September 20, 2020

"Peer to Peer" in the Berman-Coble Bill

Yesterday’s defense of the Berman-Coble bill resurrected the argument that the bill only hurts the bad guys, because it authorizes hacking only of peer to peer file trading networks. And we all know that “Decentralized P2P networks were designed specifically (and ingeniously) to thwart suits for copyright infringement by ensuring there is no central service to sue.”

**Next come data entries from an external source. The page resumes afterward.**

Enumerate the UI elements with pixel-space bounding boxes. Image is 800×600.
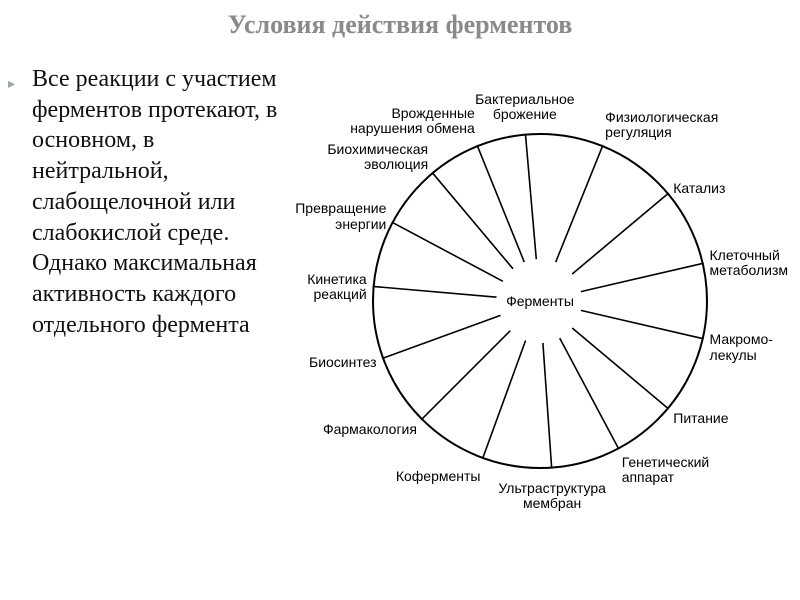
enzyme-diagram: Бактериальное брожение Физиологическая ре… (280, 46, 800, 586)
spoke-line (392, 222, 503, 281)
content-row: ▸ Все реакции с участием ферментов проте… (0, 46, 800, 586)
spoke-label: Кинетика реакций (307, 272, 366, 303)
spoke-line (483, 341, 526, 459)
paragraph: Все реакции с участием ферментов протека… (32, 64, 280, 340)
page-title: Условия действия ферментов (0, 0, 800, 46)
spoke-label: Макромо- лекулы (710, 332, 773, 363)
spoke-label: Ультраструктура мембран (498, 481, 606, 512)
spoke-line (581, 310, 704, 338)
spoke-line (556, 145, 603, 262)
spoke-line (572, 328, 669, 409)
spoke-line (572, 193, 669, 274)
spoke-line (525, 134, 536, 260)
spoke-label: Биосинтез (309, 355, 377, 370)
center-label: Ферменты (496, 290, 584, 312)
spoke-label: Превращение энергии (295, 201, 386, 232)
spoke-label: Клеточный метаболизм (710, 248, 789, 279)
spoke-label: Генетический аппарат (622, 455, 710, 486)
spoke-line (581, 263, 704, 291)
spoke-line (421, 331, 510, 420)
spoke-line (382, 315, 500, 358)
spoke-line (373, 286, 499, 297)
spoke-label: Питание (673, 411, 728, 426)
spoke-label: Биохимическая эволюция (327, 142, 428, 173)
spoke-label: Фармакология (323, 422, 417, 437)
spoke-label: Физиологическая регуляция (605, 110, 718, 141)
text-column: ▸ Все реакции с участием ферментов проте… (0, 46, 280, 586)
bullet-icon: ▸ (8, 76, 15, 93)
spoke-label: Коферменты (396, 469, 481, 484)
spoke-line (560, 338, 619, 449)
diagram-column: Бактериальное брожение Физиологическая ре… (280, 46, 800, 586)
spoke-line (543, 343, 552, 469)
spoke-label: Врожденные нарушения обмена (350, 106, 475, 137)
spoke-line (477, 145, 524, 262)
spoke-label: Бактериальное брожение (475, 92, 574, 123)
spoke-label: Катализ (673, 181, 725, 196)
spoke-line (432, 172, 513, 268)
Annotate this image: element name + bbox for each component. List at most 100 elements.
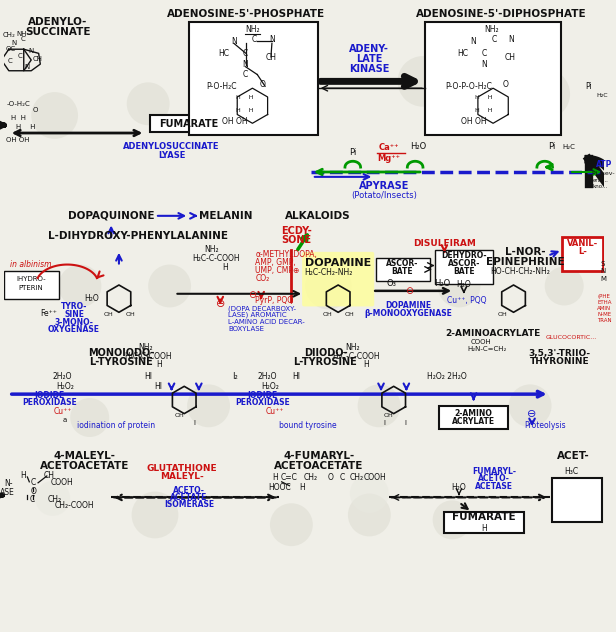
Text: H₂O: H₂O	[410, 142, 426, 151]
Text: H₂O: H₂O	[456, 279, 471, 289]
Text: MONOIODO-: MONOIODO-	[87, 348, 154, 358]
Circle shape	[305, 263, 352, 310]
Text: OH: OH	[126, 312, 136, 317]
Bar	[150, 116, 228, 132]
Circle shape	[70, 398, 109, 437]
Text: HC: HC	[219, 49, 230, 58]
Text: AMIN: AMIN	[598, 306, 612, 311]
Text: OH OH: OH OH	[461, 117, 487, 126]
Text: OH: OH	[174, 413, 184, 418]
Text: L-NOR-: L-NOR-	[505, 247, 546, 257]
Text: Fe⁺⁺: Fe⁺⁺	[41, 309, 57, 318]
Text: 3-MONO-: 3-MONO-	[55, 317, 94, 327]
Text: H₂C-C-COOH: H₂C-C-COOH	[124, 351, 172, 361]
Text: O: O	[33, 107, 38, 112]
Text: ECDY-: ECDY-	[281, 226, 312, 236]
Text: P-O-P-O-H₂C: P-O-P-O-H₂C	[445, 82, 492, 91]
Text: DOPAQUINONE: DOPAQUINONE	[68, 211, 155, 221]
Text: Proteolysis: Proteolysis	[524, 421, 565, 430]
Text: NH: NH	[16, 30, 26, 37]
Text: VANIL-: VANIL-	[567, 239, 598, 248]
Bar	[435, 250, 493, 284]
Text: C: C	[7, 58, 12, 64]
Text: iodination of protein: iodination of protein	[77, 421, 155, 430]
Circle shape	[132, 492, 179, 538]
Text: C: C	[482, 49, 487, 58]
Text: UMP, CMP⊕: UMP, CMP⊕	[256, 266, 300, 275]
Text: PTERIN: PTERIN	[19, 285, 44, 291]
Text: TYRO-: TYRO-	[61, 302, 87, 311]
Text: C: C	[252, 35, 257, 44]
Bar	[551, 478, 602, 522]
Circle shape	[270, 503, 313, 546]
Text: CH₂: CH₂	[2, 32, 15, 38]
Text: C: C	[17, 53, 22, 59]
Circle shape	[35, 481, 70, 516]
Text: S: S	[600, 260, 605, 267]
Text: ASE: ASE	[0, 488, 14, 497]
Text: H: H	[20, 471, 26, 480]
Bar	[376, 258, 430, 281]
Text: LATE: LATE	[356, 54, 383, 64]
Text: ADENYLOSUCCINATE: ADENYLOSUCCINATE	[123, 142, 220, 151]
Text: Pi: Pi	[548, 142, 555, 151]
Text: O: O	[259, 80, 265, 89]
Text: ASCOR-: ASCOR-	[386, 259, 419, 268]
Text: 2H₂O: 2H₂O	[53, 372, 72, 381]
Text: SUCCINATE: SUCCINATE	[25, 27, 91, 37]
Text: O₃: O₃	[387, 279, 397, 288]
Text: ACETASE: ACETASE	[475, 482, 513, 491]
Text: 2H₂O: 2H₂O	[257, 372, 277, 381]
Circle shape	[31, 92, 78, 139]
Text: ADENOSINE-5'-DIPHOSPHATE: ADENOSINE-5'-DIPHOSPHATE	[416, 9, 586, 19]
Circle shape	[358, 384, 400, 427]
Text: IHYDRO-: IHYDRO-	[17, 276, 46, 282]
Text: N: N	[11, 40, 17, 46]
Text: H    H: H H	[474, 95, 492, 100]
Text: LASE) AROMATIC: LASE) AROMATIC	[228, 312, 286, 319]
Text: C: C	[339, 473, 345, 482]
Text: HOOC: HOOC	[269, 483, 291, 492]
Text: -O-H₂C: -O-H₂C	[7, 100, 31, 107]
Text: N: N	[600, 269, 606, 274]
Text: O: O	[30, 487, 36, 496]
FancyBboxPatch shape	[302, 252, 374, 307]
Text: ACRYLATE: ACRYLATE	[452, 417, 495, 426]
Text: OH: OH	[498, 312, 508, 317]
Text: β-MONOOXYGENASE: β-MONOOXYGENASE	[365, 309, 452, 318]
Text: CH: CH	[33, 56, 43, 62]
Text: H₂C-C-COOH: H₂C-C-COOH	[193, 254, 240, 263]
Bar	[425, 22, 561, 135]
Text: C: C	[21, 37, 26, 42]
Text: H: H	[222, 263, 228, 272]
Text: OC: OC	[6, 46, 16, 52]
Text: α-METHYLDOPA,: α-METHYLDOPA,	[256, 250, 317, 259]
Text: GLUCOCORTIC...: GLUCOCORTIC...	[546, 335, 597, 340]
Text: L-TYROSINE: L-TYROSINE	[294, 357, 357, 367]
Text: IODIDE: IODIDE	[247, 391, 277, 399]
Text: OH OH: OH OH	[6, 137, 30, 143]
Text: CH₂: CH₂	[350, 473, 363, 482]
Text: (DOPA DECARBOXY-: (DOPA DECARBOXY-	[228, 305, 296, 312]
Text: CH₂: CH₂	[304, 473, 318, 482]
Text: ⊖: ⊖	[405, 286, 413, 296]
Text: BATE: BATE	[453, 267, 475, 276]
Circle shape	[59, 265, 102, 307]
Text: ADENYLO-: ADENYLO-	[28, 17, 87, 27]
Text: C=C: C=C	[281, 473, 298, 482]
Text: ⊖: ⊖	[248, 289, 256, 300]
Text: CH₂: CH₂	[47, 495, 62, 504]
Text: OXYGENASE: OXYGENASE	[48, 325, 100, 334]
Text: BOXYLASE: BOXYLASE	[228, 326, 264, 332]
Text: NH₂: NH₂	[138, 343, 153, 352]
Text: OH: OH	[345, 312, 355, 317]
Text: N: N	[509, 35, 514, 44]
Text: L-AMINO ACID DECAR-: L-AMINO ACID DECAR-	[228, 319, 305, 325]
Text: H: H	[272, 473, 278, 482]
Text: CO₂: CO₂	[256, 274, 270, 283]
Text: H₂O₂: H₂O₂	[261, 382, 279, 391]
Text: CH: CH	[265, 52, 277, 61]
Text: M: M	[600, 276, 606, 282]
Text: BATE: BATE	[392, 267, 413, 276]
Circle shape	[432, 501, 472, 539]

Let’s look at the bill’s definition:

‘peer to peer file trading network’ means two or more computers which are connected by computer software that–
(A) is primarily designed to – (i) enable the connected computers to transmit files or data to other connected computers; (ii) enable the connected computers to request the transmission of files or data from other connected computers; and (iii) enable the designation of files or data on the connected computers as available for transmission; and
(B) does not permanently route all file or data inquiries or searches through a designated, central computer located in the United States;

The definition clearly includes non-controversial technologies, such as the Web itself, that were not designed with copyright infringement in mind.

This is not just an easily-fixed bug in the bill’s definition. Instead, it reflects the fact that the Internet’s design philosophy is based on a peer to peer model in which anyone can send anything to anybody. The big-central-server design of a system like Napster is the historical exception; peer to peer is the rule.

I don’t see an easy way to rewrite the definition to draw a clear technical line between “bad” peer to peer technologies and “good” ones.